It rarely happens that a project comes out just right. Even if you are pleased with the result, even proud of it, there is usually that reservation. It could have been better. That wasn't quite how you had visualised it. There was that defect in the wood that you didn't anticipate and couldn't do anything about. There was that technical fault - shouldn't have done that - which you couldn't eliminate. The profile wasn't quite right, the tool markings, the finish. And you think, next time I'll do better. Next time I'll get it right.
But occasionally, very occasionally, you think, that is just it. You can't get better than that. And that happened today. I'll show you.

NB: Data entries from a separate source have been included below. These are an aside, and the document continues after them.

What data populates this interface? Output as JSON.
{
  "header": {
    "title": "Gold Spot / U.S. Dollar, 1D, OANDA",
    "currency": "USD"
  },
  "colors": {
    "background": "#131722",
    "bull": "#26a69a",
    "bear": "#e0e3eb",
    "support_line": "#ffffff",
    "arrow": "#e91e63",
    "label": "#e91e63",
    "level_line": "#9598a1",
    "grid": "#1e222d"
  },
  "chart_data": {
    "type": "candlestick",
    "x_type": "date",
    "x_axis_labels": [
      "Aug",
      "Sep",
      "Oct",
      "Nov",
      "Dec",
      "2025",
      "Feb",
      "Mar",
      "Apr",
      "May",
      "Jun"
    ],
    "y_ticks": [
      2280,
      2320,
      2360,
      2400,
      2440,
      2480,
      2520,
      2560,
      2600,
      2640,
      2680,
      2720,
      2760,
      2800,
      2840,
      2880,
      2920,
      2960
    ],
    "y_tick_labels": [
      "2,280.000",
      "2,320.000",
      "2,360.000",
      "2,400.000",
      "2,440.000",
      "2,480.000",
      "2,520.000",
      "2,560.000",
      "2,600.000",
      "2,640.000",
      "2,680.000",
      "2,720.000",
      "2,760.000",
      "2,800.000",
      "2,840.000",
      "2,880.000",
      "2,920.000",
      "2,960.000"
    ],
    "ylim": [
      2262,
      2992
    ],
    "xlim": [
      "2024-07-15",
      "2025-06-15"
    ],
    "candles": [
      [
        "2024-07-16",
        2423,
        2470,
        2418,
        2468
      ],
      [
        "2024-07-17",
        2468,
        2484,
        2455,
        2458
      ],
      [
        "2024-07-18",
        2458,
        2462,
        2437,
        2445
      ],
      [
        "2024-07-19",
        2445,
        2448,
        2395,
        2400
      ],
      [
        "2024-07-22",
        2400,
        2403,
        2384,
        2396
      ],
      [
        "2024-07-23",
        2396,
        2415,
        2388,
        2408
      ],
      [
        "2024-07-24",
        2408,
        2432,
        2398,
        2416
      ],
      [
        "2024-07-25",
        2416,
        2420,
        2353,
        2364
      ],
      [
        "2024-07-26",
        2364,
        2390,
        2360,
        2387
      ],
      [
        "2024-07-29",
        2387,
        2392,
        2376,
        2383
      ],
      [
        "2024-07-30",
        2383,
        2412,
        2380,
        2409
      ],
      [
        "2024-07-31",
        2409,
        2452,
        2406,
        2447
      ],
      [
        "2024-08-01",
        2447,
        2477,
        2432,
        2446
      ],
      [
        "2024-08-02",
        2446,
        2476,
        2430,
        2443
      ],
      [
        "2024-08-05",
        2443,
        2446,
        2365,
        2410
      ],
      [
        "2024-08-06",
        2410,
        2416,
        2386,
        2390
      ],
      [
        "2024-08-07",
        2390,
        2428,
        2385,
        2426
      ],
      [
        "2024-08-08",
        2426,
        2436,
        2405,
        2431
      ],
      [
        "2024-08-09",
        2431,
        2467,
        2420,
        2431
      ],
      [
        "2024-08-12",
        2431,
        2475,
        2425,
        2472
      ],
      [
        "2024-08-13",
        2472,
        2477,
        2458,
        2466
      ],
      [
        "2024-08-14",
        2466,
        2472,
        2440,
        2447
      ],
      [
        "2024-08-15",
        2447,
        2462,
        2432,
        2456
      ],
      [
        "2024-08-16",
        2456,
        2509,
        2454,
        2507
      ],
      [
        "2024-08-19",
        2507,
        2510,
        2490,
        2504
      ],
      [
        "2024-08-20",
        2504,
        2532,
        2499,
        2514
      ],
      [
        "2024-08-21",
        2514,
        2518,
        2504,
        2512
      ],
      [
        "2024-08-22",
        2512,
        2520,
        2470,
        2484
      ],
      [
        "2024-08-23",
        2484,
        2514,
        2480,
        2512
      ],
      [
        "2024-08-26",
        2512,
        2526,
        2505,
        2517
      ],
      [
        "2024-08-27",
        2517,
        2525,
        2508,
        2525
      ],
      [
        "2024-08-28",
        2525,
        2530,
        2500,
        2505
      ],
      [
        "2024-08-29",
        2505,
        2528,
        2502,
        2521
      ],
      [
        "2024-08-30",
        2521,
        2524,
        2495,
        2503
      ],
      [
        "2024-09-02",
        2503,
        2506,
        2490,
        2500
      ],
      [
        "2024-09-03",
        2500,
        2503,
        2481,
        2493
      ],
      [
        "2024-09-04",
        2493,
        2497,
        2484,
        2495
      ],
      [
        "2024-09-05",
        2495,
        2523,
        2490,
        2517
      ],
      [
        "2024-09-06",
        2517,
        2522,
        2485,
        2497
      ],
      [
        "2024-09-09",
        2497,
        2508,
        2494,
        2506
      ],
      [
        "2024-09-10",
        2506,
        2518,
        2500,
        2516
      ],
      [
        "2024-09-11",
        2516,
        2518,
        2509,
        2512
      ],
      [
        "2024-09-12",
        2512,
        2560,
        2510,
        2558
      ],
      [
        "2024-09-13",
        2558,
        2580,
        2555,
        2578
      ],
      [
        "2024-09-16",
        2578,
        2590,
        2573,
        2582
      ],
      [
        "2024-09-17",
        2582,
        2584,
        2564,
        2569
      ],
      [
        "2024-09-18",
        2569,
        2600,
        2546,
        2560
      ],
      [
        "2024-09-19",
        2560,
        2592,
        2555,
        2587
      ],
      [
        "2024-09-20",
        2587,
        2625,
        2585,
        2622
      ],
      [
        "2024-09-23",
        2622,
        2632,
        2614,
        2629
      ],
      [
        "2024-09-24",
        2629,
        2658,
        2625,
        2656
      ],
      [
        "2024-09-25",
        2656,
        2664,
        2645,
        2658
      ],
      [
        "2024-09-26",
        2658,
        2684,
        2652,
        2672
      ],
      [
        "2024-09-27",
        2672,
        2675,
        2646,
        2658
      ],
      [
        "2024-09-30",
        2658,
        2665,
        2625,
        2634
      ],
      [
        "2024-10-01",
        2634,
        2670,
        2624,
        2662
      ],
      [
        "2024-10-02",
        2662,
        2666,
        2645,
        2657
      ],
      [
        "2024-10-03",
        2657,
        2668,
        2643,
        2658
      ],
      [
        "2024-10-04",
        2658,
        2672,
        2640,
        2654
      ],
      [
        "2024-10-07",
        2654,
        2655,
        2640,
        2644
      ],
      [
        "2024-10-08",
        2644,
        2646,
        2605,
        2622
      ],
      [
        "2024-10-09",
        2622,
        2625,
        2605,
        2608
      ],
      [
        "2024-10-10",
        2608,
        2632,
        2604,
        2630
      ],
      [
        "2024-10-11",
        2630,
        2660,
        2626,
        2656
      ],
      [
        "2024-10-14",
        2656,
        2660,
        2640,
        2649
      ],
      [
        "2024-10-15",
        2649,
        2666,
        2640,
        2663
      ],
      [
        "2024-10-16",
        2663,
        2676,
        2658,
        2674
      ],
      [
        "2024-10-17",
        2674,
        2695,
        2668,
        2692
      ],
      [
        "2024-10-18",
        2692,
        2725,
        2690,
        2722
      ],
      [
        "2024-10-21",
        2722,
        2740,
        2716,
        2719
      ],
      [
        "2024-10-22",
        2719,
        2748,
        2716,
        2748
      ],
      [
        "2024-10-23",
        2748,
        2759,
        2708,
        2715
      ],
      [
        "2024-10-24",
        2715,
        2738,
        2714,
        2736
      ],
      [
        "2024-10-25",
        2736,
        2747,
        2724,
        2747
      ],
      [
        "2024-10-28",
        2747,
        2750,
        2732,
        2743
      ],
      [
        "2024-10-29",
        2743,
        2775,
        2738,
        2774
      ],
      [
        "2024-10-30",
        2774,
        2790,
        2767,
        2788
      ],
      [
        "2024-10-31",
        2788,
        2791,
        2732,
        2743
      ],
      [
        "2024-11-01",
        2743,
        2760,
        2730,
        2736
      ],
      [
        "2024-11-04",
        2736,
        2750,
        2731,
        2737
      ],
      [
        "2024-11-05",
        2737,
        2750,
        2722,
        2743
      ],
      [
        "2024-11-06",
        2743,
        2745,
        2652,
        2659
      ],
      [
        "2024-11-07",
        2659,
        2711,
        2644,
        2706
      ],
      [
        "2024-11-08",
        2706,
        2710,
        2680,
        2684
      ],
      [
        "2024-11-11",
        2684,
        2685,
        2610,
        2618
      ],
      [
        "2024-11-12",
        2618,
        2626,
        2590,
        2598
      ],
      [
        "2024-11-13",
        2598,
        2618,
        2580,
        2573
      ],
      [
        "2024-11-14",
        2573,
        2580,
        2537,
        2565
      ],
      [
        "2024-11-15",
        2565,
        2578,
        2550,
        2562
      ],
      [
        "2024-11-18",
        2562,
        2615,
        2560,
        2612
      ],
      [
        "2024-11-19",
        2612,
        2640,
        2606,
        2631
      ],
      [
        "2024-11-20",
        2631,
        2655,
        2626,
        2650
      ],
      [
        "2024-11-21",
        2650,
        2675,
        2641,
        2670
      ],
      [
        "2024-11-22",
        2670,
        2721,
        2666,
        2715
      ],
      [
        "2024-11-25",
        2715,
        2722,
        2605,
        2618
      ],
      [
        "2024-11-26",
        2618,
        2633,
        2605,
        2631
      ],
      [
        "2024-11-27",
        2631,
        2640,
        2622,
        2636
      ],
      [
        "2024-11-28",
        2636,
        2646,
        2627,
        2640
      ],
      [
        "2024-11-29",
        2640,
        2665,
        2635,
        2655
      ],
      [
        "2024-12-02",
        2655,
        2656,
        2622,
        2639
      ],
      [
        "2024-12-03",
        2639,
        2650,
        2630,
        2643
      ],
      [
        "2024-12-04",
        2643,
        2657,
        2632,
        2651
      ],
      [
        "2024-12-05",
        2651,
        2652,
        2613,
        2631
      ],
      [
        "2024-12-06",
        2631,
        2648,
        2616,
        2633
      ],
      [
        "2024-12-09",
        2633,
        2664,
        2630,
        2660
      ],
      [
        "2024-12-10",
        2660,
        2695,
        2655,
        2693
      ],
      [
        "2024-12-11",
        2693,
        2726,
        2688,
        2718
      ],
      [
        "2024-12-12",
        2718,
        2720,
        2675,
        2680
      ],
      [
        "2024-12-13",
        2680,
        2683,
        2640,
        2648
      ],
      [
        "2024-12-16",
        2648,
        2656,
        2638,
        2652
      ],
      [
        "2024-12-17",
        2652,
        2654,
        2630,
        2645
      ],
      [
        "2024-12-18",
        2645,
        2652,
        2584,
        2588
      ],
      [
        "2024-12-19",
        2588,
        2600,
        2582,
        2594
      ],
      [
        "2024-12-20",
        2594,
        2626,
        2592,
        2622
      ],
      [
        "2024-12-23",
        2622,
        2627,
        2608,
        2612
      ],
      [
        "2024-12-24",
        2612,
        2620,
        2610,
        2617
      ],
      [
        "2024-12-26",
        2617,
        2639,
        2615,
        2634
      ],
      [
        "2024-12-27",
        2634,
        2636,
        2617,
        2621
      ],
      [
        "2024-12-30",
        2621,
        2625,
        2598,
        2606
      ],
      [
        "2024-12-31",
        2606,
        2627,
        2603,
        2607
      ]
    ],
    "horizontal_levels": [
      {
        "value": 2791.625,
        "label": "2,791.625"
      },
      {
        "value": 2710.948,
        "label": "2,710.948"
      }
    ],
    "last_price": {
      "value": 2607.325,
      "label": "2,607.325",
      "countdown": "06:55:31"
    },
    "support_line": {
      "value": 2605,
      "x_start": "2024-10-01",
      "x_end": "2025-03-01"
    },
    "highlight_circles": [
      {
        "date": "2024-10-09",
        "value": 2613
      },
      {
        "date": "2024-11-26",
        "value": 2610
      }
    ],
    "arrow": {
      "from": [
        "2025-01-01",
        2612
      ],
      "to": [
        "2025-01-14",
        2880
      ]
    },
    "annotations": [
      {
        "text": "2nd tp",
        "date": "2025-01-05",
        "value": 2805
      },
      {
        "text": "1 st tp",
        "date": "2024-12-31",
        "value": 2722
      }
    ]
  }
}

You may not like it. It may not be to your taste or your style. But for me, this was one of the best things I have ever turned.
It is chestnut, which I turned green in April. It was a crutch piece which I knew would give not just interesting grain patterns, but stress wood, and, I guessed, some interesting bark inclusions. The rough turning did reveal some, and because I turned it very thin, there was no cracking.
Today i put it back in the lathe for finishing - which essentially means sanding, in three stages - the inside, the outside and the base.
It just went beautifully. I waxed it with a light penetrating wax which I was afraid might darken the colour - but didn't.
So I am left with a dish with an ogee profile, exactly right. Thin, but with a thinness which is even throughout. The figuring is subtle, but superb. The pictures don't do it justice.
The grain swirls gently without being contorted. The centres are pronounced, without being dominant. The colour gradient from heart to bark is gradual but breaking into uneven zones which are offset by small but dramatic bark inclusions. Then there are the flares - the stress wood which branching always brings. It was relatively understated, just right.
So here is perfection? Is this exactly what I wanted to achieve? I thought so. And I thought here is a dish I can look at time and again and always see something new. Except as I was looking and admiring for the umpteenth time I spotted it - tiny and slight, but an imperfection. Almost certainly invisible to anybody else, but one I shall always see. I guess nothing is perfect!